Systematic review of validation of supervised machine learning models in accelerometer-based animal behaviour classification literature
Data files
Jun 24, 2025 version files 46.22 KB
-
README.md
2.53 KB
-
Systematic_Review_Supplementary.xlsx
43.69 KB
Abstract
Supervised machine learning has been used to detect fine-scale animal behaviour from accelerometer data, but a standardised protocol for implementing this workflow is currently lacking. As the application of machine learning to ecological problems expands, it is essential to establish technical protocols and validation standards that align with those in other "big data" fields. Overfitting is a prevalent and often misunderstood challenge in machine learning. Overfit models overly adapt to the training data to memorise specific instances rather than to discern the underlying signal. Associated results can indicate high performance on the training set, yet these models are unlikely to generalise to new data. Overfitting can be detected through rigorous validation using independent test sets. Our systematic review of 119 studies using accelerometer-based supervised machine learning to classify animal behaviour reveals that 79% (94 papers) did not validate their models sufficiently well to robustly identify potential overfitting. Although this does not inherently imply that these models are overfit, the absence of independent test sets limits the interpretability of their results. To address these challenges, we provide a theoretical overview of overfitting in the context of animal accelerometry and propose guidelines for optimal validation techniques. We aim to equip ecologists with the tools necessary to adapt general machine learning validation theory to the specific requirements of biologging, facilitating reliable overfitting detection and advancing the field.

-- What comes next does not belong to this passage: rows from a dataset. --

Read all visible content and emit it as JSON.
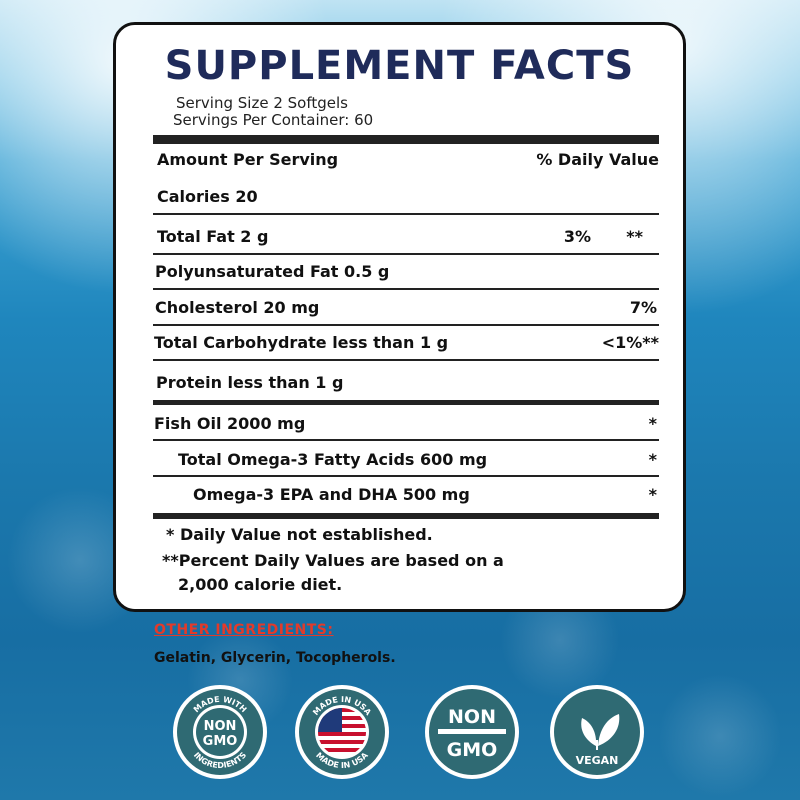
{
  "panel": {
    "title": "SUPPLEMENT FACTS",
    "serving_size": "Serving Size 2 Softgels",
    "servings_per_container": "Servings Per Container: 60",
    "header_left": "Amount Per Serving",
    "header_right": "% Daily Value",
    "calories": "Calories 20",
    "rows": [
      {
        "label": "Total Fat 2 g",
        "dv": "3%",
        "note": "**"
      },
      {
        "label": "Polyunsaturated Fat 0.5 g",
        "dv": "",
        "note": ""
      },
      {
        "label": "Cholesterol 20 mg",
        "dv": "7%",
        "note": ""
      },
      {
        "label": "Total Carbohydrate less than 1 g",
        "dv": "<1%**",
        "note": ""
      },
      {
        "label": "Protein less than 1 g",
        "dv": "",
        "note": ""
      },
      {
        "label": "Fish Oil 2000 mg",
        "dv": "*",
        "note": ""
      },
      {
        "label": "Total Omega-3 Fatty Acids 600 mg",
        "dv": "*",
        "note": ""
      },
      {
        "label": "Omega-3 EPA and DHA 500 mg",
        "dv": "*",
        "note": ""
      }
    ],
    "footnote_1": "* Daily Value not established.",
    "footnote_2a": "**Percent Daily Values are based on a",
    "footnote_2b": "2,000 calorie diet."
  },
  "other": {
    "heading": "OTHER INGREDIENTS:",
    "ingredients": "Gelatin, Glycerin, Tocopherols."
  },
  "badges": {
    "b1_top": "MADE WITH",
    "b1_center_1": "NON",
    "b1_center_2": "GMO",
    "b1_bottom": "INGREDIENTS",
    "b2_top": "MADE IN USA",
    "b2_bottom": "MADE IN USA",
    "b3_1": "NON",
    "b3_2": "GMO",
    "b4": "VEGAN"
  },
  "colors": {
    "title": "#1f2b5a",
    "badge_teal": "#2f6a73",
    "other_heading": "#e33a2a"
  }
}
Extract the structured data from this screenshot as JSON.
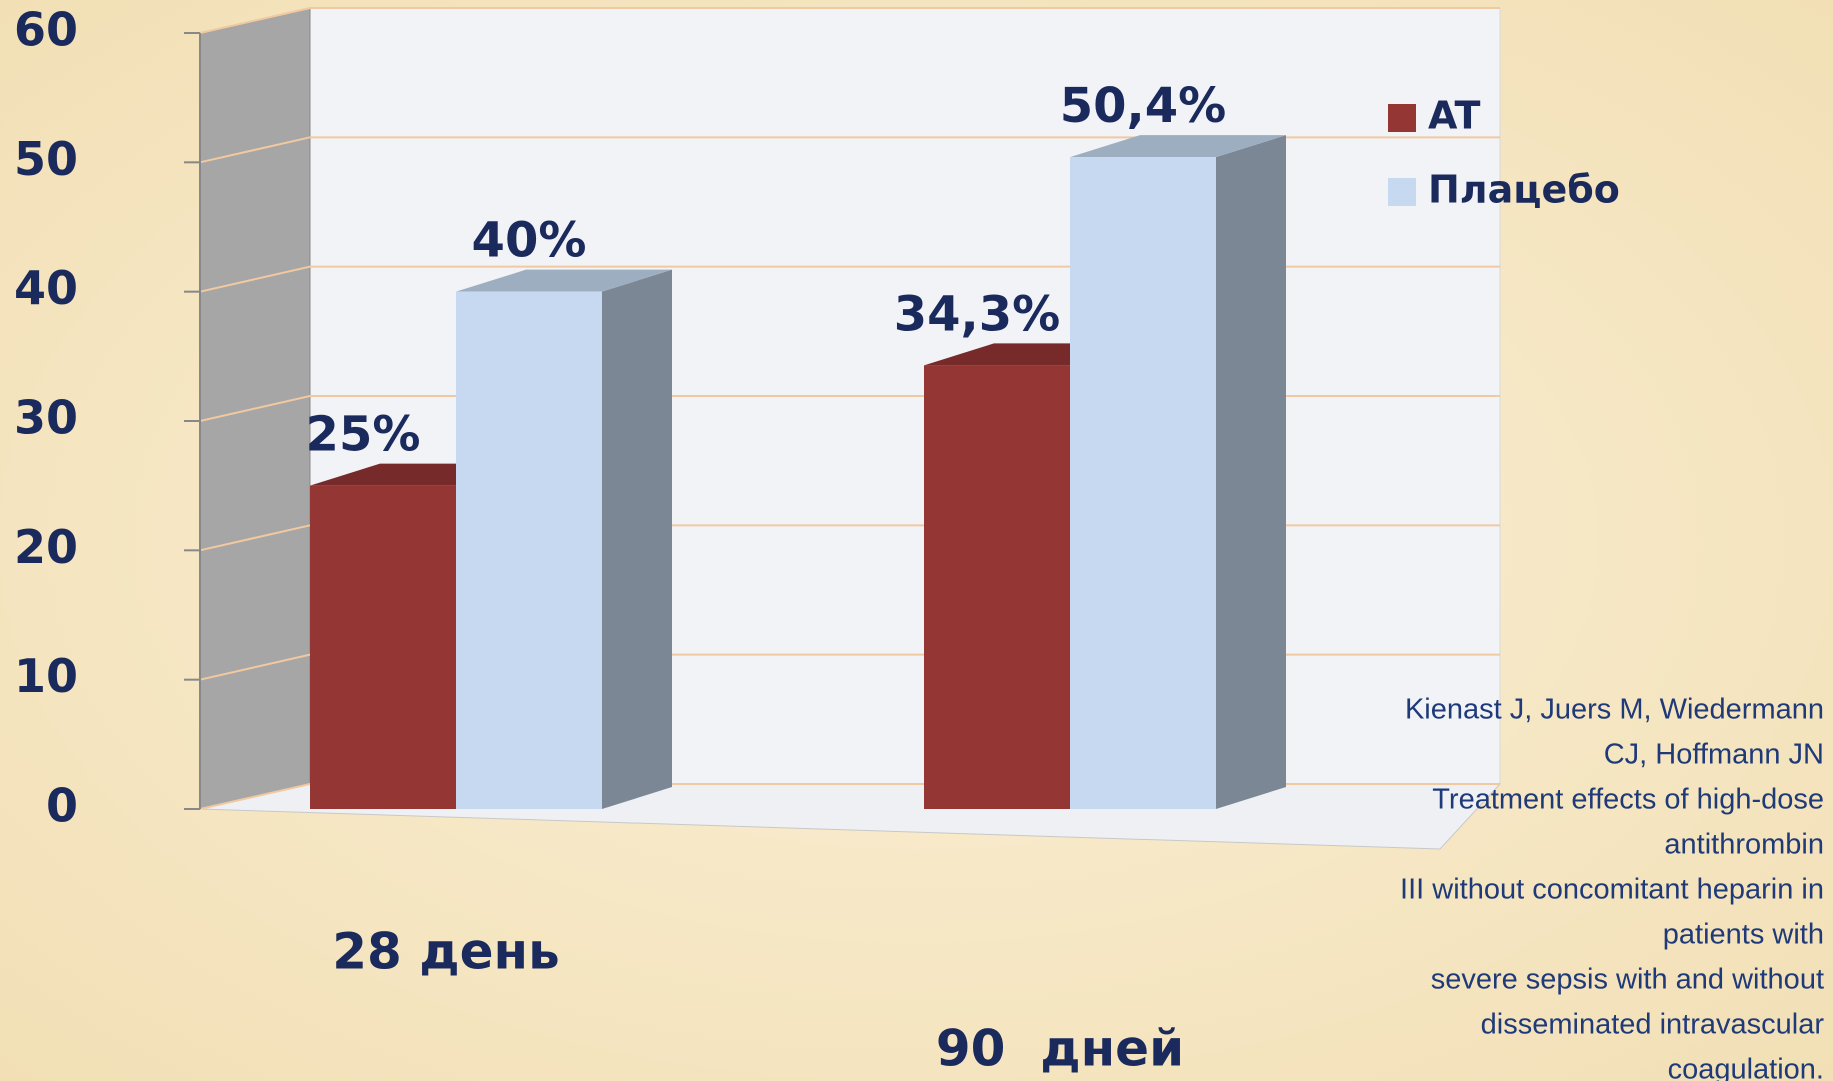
{
  "chart_data": {
    "type": "bar3d",
    "categories": [
      "28 день",
      "90  дней"
    ],
    "series": [
      {
        "name": "AT",
        "color": "#943634",
        "values": [
          25,
          34.3
        ],
        "value_labels": [
          "25%",
          "34,3%"
        ]
      },
      {
        "name": "Плацебо",
        "color": "#c6d9f1",
        "values": [
          40,
          50.4
        ],
        "value_labels": [
          "40%",
          "50,4%"
        ]
      }
    ],
    "ylim": [
      0,
      60
    ],
    "yticks": [
      0,
      10,
      20,
      30,
      40,
      50,
      60
    ],
    "grid": true,
    "legend": "top-right",
    "annotation": [
      "Kienast J, Juers M, Wiedermann",
      "CJ, Hoffmann JN",
      "Treatment effects of high-dose",
      "antithrombin",
      "III without concomitant heparin in",
      "patients with",
      "severe sepsis with and without",
      "disseminated intravascular",
      "coagulation."
    ]
  }
}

https://doi.org/10.5061/dryad.fxpnvx14d
Description of the data and file structure
Files and variables
File: Systematic_Review_Supplementary.xlsx
Description: Methods information from animal accelerometer-based behaviour classification literature utilising supervised machine learning techniques.
Variables
- Citation: Citation information for paper
- Title: Extracted title from citation information
- Year: Year of publication
- ModelCategory: General category of the supervised machine learning model used (e.g., all Support Vector Machines are listed as SVM)
- DT — Decision Tree
- EM — Expectation Maximisation
- Ensemble — Ensemble methods (e.g., boosting, bagging)

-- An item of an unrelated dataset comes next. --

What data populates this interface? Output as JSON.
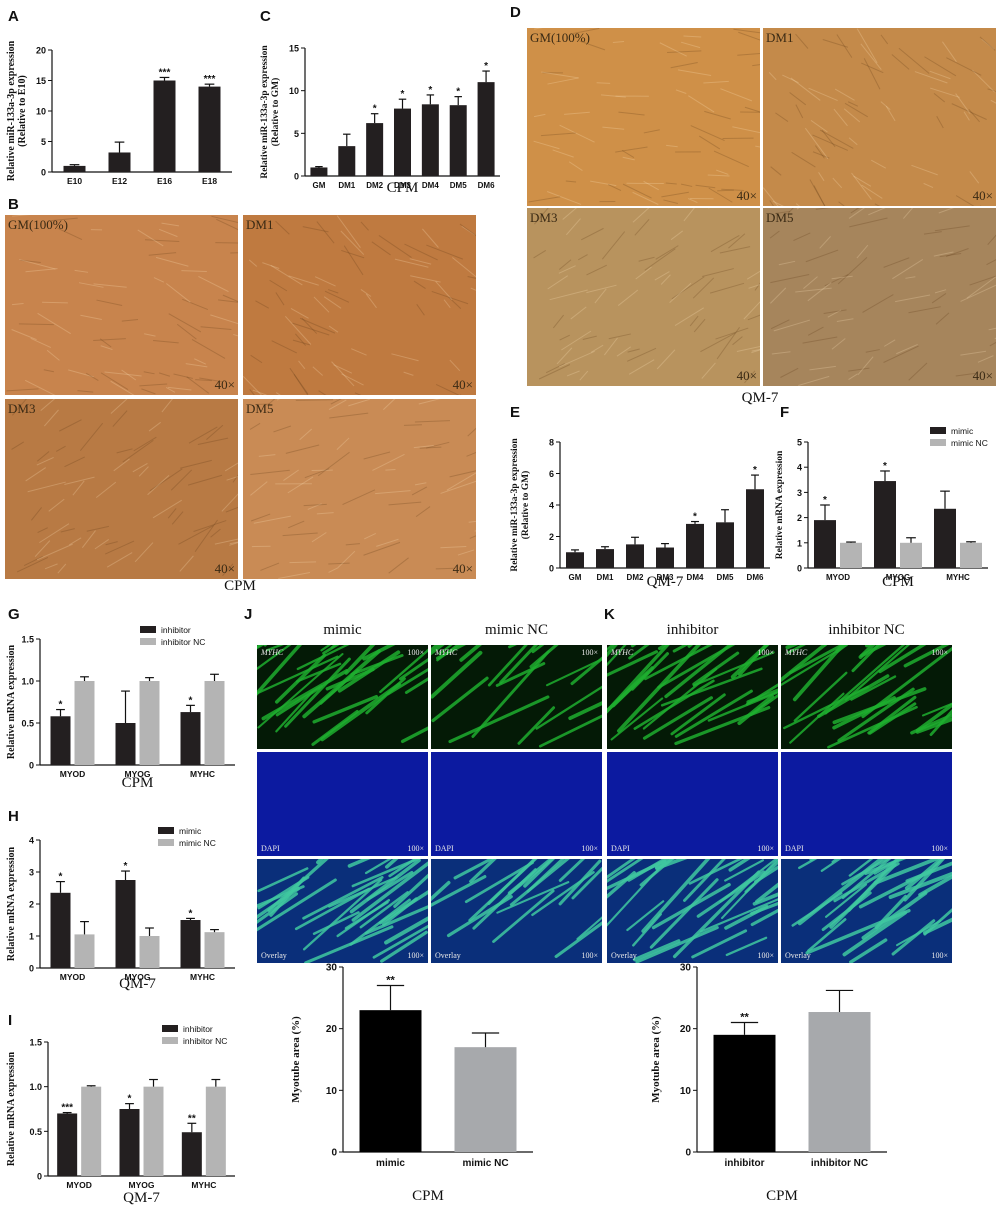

- HMM — Hidden Markov Model
- Isolation Forest — Anomaly detection using Isolation Forest
- kNN — k-Nearest Neighbours
- Multiple — Multiple models trialled and compared
- NB — Naive Bayes
- NN — Neural Network (any architecture)
- QDA — Quadratic Discriminant Analysis
- RF — Random Forest
- SVM — Support Vector Machine
- Tree — Other tree-based models (e.g., CART)
- Species: Main research species (common name)

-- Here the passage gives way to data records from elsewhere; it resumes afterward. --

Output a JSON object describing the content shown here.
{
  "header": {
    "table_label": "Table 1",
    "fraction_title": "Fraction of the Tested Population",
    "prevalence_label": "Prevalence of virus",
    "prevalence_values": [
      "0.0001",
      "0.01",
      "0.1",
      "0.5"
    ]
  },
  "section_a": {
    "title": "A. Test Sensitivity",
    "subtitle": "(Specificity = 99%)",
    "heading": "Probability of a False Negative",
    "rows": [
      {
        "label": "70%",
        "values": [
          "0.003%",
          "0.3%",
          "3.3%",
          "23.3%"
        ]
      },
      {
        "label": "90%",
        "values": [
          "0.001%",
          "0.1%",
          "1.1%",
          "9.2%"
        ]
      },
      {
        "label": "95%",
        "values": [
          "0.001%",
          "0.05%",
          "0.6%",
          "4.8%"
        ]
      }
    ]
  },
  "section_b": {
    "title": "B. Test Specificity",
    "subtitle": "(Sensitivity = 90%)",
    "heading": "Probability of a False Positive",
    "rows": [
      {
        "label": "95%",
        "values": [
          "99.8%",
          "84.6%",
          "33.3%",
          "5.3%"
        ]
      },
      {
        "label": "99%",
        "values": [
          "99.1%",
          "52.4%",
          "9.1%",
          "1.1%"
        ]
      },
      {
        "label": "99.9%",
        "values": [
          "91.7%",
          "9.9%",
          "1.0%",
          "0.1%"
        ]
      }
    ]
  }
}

- Free/Captive: Whether the species was free-roaming or captive for the duration of the study. (free-roaming/captive/split designation)
- SampleSize: Number of individuals' data included in the study (numeric)
- Overlap: % overlap between windows during feature generation (numeric, 'vague' if unclear from publication, or publication descriptor, e.g., "rolling")
- FeatureSelection: Whether feature selection was performed prior to model construction (yes/no/blank for not reported)
- HyperparameterTuning: Whether model hyperparameters were tuned prior to the selection of the final model (yes/no/blank for not reported)
- ValidationSplit: How data was stratified betwene training, validation, and test sets. (Random/chronological/ individual)
- ValidationSet: Inclusion of a dataset specifically for model tuning (yes/no/blank for not reported)
- ValidationMethod: Use of single or cross-validated validation (single/cross-validation/blank for not reported)
- Fscore - AUC: Performance metrics reported in publication (numeric)
- Other_performance_metrics: report any other metrics in publication (name and numeric)
We defined eligibility criteria as 'peer-reviewed primary research papers published 2013-present that use supervised machine learning to identify specific behaviours from raw, non-livestock animal accelerometer data'. We elected to ignore analysis of livestock behaviour as agricultural methods often operate within different constraints to the analyses conducted on wild animals and this body of literature has mostly developed in isolation to wild animal research. Our search was conducted on 27/09/2024. Initial keyword search across 3 databases (Google Scholar, PubMed, and Scopus) yielded 249 unique papers. Papers outside of the search criteria — including hardware and software advances, non-ML analysis, insufficient accelerometry application (e.g., research focused on other sensors with accelerometry providing minimal support), unsupervised methods, and research limited to activity intensity or active and inactive states— were excluded, resulting in 119 papers.